The pandemic also showed the limits of support for small business. The government helped small business with policies like the Paycheck Protection Program. But that help suffered from the chaotic nature of its rollout in comparison with the targeted bailout of large industries. And the Federal Reserve’s rescue packages helped big companies access the markets. Then lockdowns and supply chain issues disproportionately hurt small businesses that didn’t sell online and didn’t have the muscle to get the goods they needed.
Those who argue that we don’t need small banks are wrong. Big banks aren’t interested in providing tiny loans to local companies, and small companies don’t have the scale to raise cash in the markets. As Kaplan says, small and midsize banks are a lifeline for the small and midsize businesses that create a lot of jobs in the US.
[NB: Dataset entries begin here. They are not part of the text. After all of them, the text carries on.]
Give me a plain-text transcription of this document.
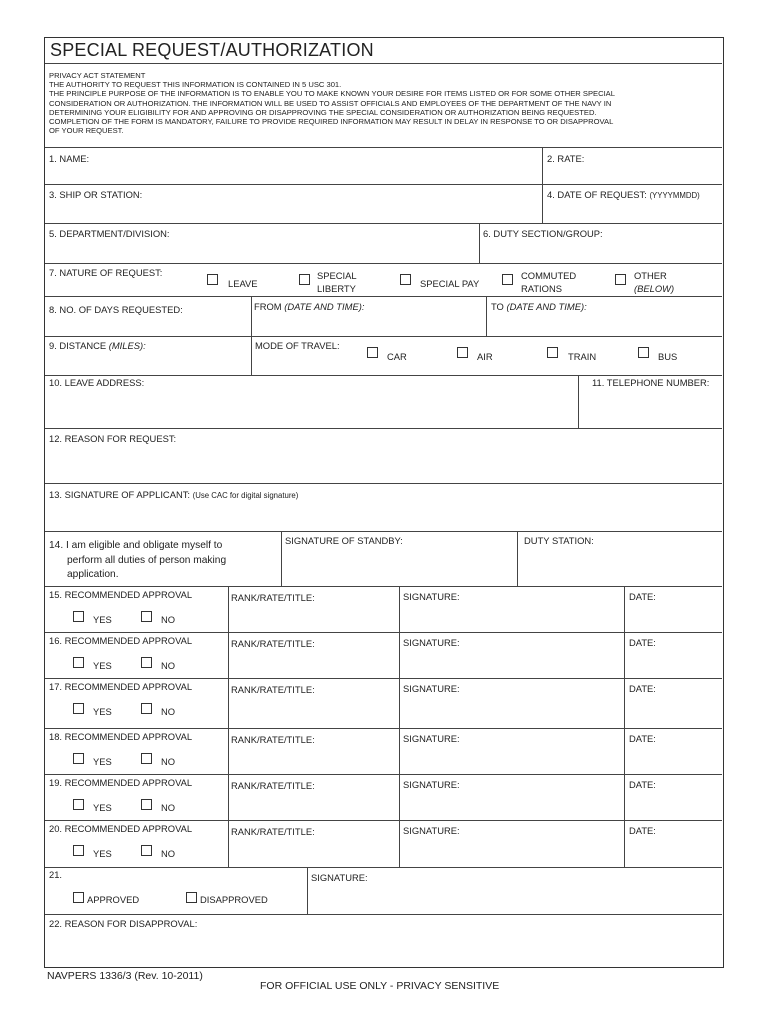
SPECIAL REQUEST/AUTHORIZATION
PRIVACY ACT STATEMENT
THE AUTHORITY TO REQUEST THIS INFORMATION IS CONTAINED IN 5 USC 301.
THE PRINCIPLE PURPOSE OF THE INFORMATION IS TO ENABLE YOU TO MAKE KNOWN YOUR DESIRE FOR ITEMS LISTED OR FOR SOME OTHER SPECIAL
CONSIDERATION OR AUTHORIZATION. THE INFORMATION WILL BE USED TO ASSIST OFFICIALS AND EMPLOYEES OF THE DEPARTMENT OF THE NAVY IN
DETERMINING YOUR ELIGIBILITY FOR AND APPROVING OR DISAPPROVING THE SPECIAL CONSIDERATION OR AUTHORIZATION BEING REQUESTED.
COMPLETION OF THE FORM IS MANDATORY, FAILURE TO PROVIDE REQUIRED INFORMATION MAY RESULT IN DELAY IN RESPONSE TO OR DISAPPROVAL
OF YOUR REQUEST.
1. NAME:	2. RATE:
3. SHIP OR STATION:	4. DATE OF REQUEST: (YYYYMMDD)
5. DEPARTMENT/DIVISION:	6. DUTY SECTION/GROUP:
7. NATURE OF REQUEST:
LEAVE
SPECIAL
LIBERTY	SPECIAL PAY
COMMUTED
RATIONS
OTHER
(BELOW)
8. NO. OF DAYS REQUESTED:	FROM (DATE AND TIME):	TO (DATE AND TIME):
9. DISTANCE (MILES):	MODE OF TRAVEL:
CAR	AIR	TRAIN	BUS
10. LEAVE ADDRESS:	11. TELEPHONE NUMBER:
12. REASON FOR REQUEST:
13. SIGNATURE OF APPLICANT: (Use CAC for digital signature)
14. I am eligible and obligate myself to
perform all duties of person making
application.
SIGNATURE OF STANDBY:	DUTY STATION:
15. RECOMMENDED APPROVAL
YES	NO
RANK/RATE/TITLE:	SIGNATURE:	DATE:
16. RECOMMENDED APPROVAL
YES	NO
RANK/RATE/TITLE:	SIGNATURE:	DATE:
17. RECOMMENDED APPROVAL
YES	NO
RANK/RATE/TITLE:	SIGNATURE:	DATE:
18. RECOMMENDED APPROVAL
YES	NO
RANK/RATE/TITLE:	SIGNATURE:	DATE:
19. RECOMMENDED APPROVAL
YES	NO
RANK/RATE/TITLE:	SIGNATURE:	DATE:
20. RECOMMENDED APPROVAL
YES	NO
RANK/RATE/TITLE:	SIGNATURE:	DATE:
21.
APPROVED	DISAPPROVED
SIGNATURE:
22. REASON FOR DISAPPROVAL:
NAVPERS 1336/3 (Rev. 10-2011)
FOR OFFICIAL USE ONLY - PRIVACY SENSITIVE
“Many of the nation’s small and midsized banks are ‘scrubbing” their loan books in the effort to preserve capital,” adds Kaplan. “This has translated into raising the bar for loans to small and midsize businesses who are highly dependent on these banks’ lending services in order to run and grow their businesses.”
In the wake of the pandemic, there’s been a wave of start-ups. It’s some of those businesses that will lead the way out of a recession, if there is one, because small business always leads the way out. We need to figure out policies that protect them, and small banks.